Di sudut warung yang cukup sepi dari biasanya, hanya ada kami
bertiga di ruangan ini, dua orang kawan yang begitu bergairah dengan pubg-nya
dan saya yang suntuk dengan tulisan yang hampir rampung. Di sela itu, masuk
sebuah notifikasi pesan WAG. Ketika saya buka, pesan itu membagikan sebuah
status dari laman facebook. Isinya, bencana kemanusiaan yang menyakiti hati dan
bahkan merampas sebagian kesadaran.
Di seberang sana, saudara-saudara kita di Wamena terlunta
menunggu giliran untuk diterbangkan Hercules ke tempat yang lebih baik.

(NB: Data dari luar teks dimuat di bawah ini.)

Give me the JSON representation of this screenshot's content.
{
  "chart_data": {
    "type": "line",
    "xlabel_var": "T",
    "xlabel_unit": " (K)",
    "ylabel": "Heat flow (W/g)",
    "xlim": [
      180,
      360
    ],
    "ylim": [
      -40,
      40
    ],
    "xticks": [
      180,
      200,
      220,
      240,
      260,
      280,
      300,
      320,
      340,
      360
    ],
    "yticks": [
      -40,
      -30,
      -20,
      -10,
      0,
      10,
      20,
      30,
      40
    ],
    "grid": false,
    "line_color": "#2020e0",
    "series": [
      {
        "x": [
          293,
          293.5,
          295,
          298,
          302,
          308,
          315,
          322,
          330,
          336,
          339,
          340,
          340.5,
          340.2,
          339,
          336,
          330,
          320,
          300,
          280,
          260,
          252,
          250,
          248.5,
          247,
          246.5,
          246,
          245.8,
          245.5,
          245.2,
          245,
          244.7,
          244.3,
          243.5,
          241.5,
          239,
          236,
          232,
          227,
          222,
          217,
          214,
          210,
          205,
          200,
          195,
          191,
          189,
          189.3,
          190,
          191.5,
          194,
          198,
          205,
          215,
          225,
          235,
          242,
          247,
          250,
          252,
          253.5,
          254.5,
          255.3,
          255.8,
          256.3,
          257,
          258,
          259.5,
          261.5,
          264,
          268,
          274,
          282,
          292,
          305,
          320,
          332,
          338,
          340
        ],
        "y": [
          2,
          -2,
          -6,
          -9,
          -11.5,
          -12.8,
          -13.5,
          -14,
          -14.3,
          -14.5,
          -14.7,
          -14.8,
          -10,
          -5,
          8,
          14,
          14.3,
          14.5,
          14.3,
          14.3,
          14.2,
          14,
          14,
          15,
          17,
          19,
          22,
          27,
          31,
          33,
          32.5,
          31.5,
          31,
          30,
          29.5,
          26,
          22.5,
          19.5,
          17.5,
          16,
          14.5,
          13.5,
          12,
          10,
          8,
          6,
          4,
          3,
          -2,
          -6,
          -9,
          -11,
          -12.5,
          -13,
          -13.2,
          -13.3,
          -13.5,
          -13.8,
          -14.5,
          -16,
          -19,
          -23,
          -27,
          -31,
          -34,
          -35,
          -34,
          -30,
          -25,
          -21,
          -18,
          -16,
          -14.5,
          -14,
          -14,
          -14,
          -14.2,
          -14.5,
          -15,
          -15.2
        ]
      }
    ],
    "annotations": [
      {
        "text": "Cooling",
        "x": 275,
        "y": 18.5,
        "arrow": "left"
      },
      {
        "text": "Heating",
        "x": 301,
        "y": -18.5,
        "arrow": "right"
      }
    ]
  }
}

Di seberang sana, saudara-saudara kita meregang nyawa. Media merilis 32 korban meninggal dalam peristiwa itu. Satu korban berinisial SM adalah seorang dokter. Ia sendiri bahkan sejak awal mengambil nisiatif untuk mengabdikan
diri di wilayah pedalaman sana. Tapi apa yang terjadi, ia menjadi korban.
Kabar itu seolah menguap begitu saja. Di sekeliling kita bergaung
deru dan dentum aksi massa yang menuntut kebodohan DPR dengan segala upaya
pembunuhannya terhadap kebenaran.
Terbersit dalam benak, “inikah yang ditutupi?” Sekian aksi
yang terjadi adalah ikan kecil yang diumpankan agar si gendut dapat leluasa benang
sambil minum susu?
Rasanya hampir putus asa untuk menyadari ini semua. Berapa kali
kita harus memecah kepala kita sendri dengan godam untuk mengeluarkan otak dan
menghancurkannya. Berkali-kali kita harus membunh diri kita dengan menyaksikan
pembunuhan terhadap kebenaran dan saudara-saudara kita tanpa bisa berbuat
apa-apa.
Betapa tak menyakitkan hati ketika dalam sebuah percakapan
yang dilirih-lirihkan suaranya, kita mendengar bahwa upaya pembunuhan kebenaran
dengan sistem terstruktur itu adalah sebuah pelajaran atas ketegasan
memperkarakan satu dari sekian raksasa mafia di negeri ini?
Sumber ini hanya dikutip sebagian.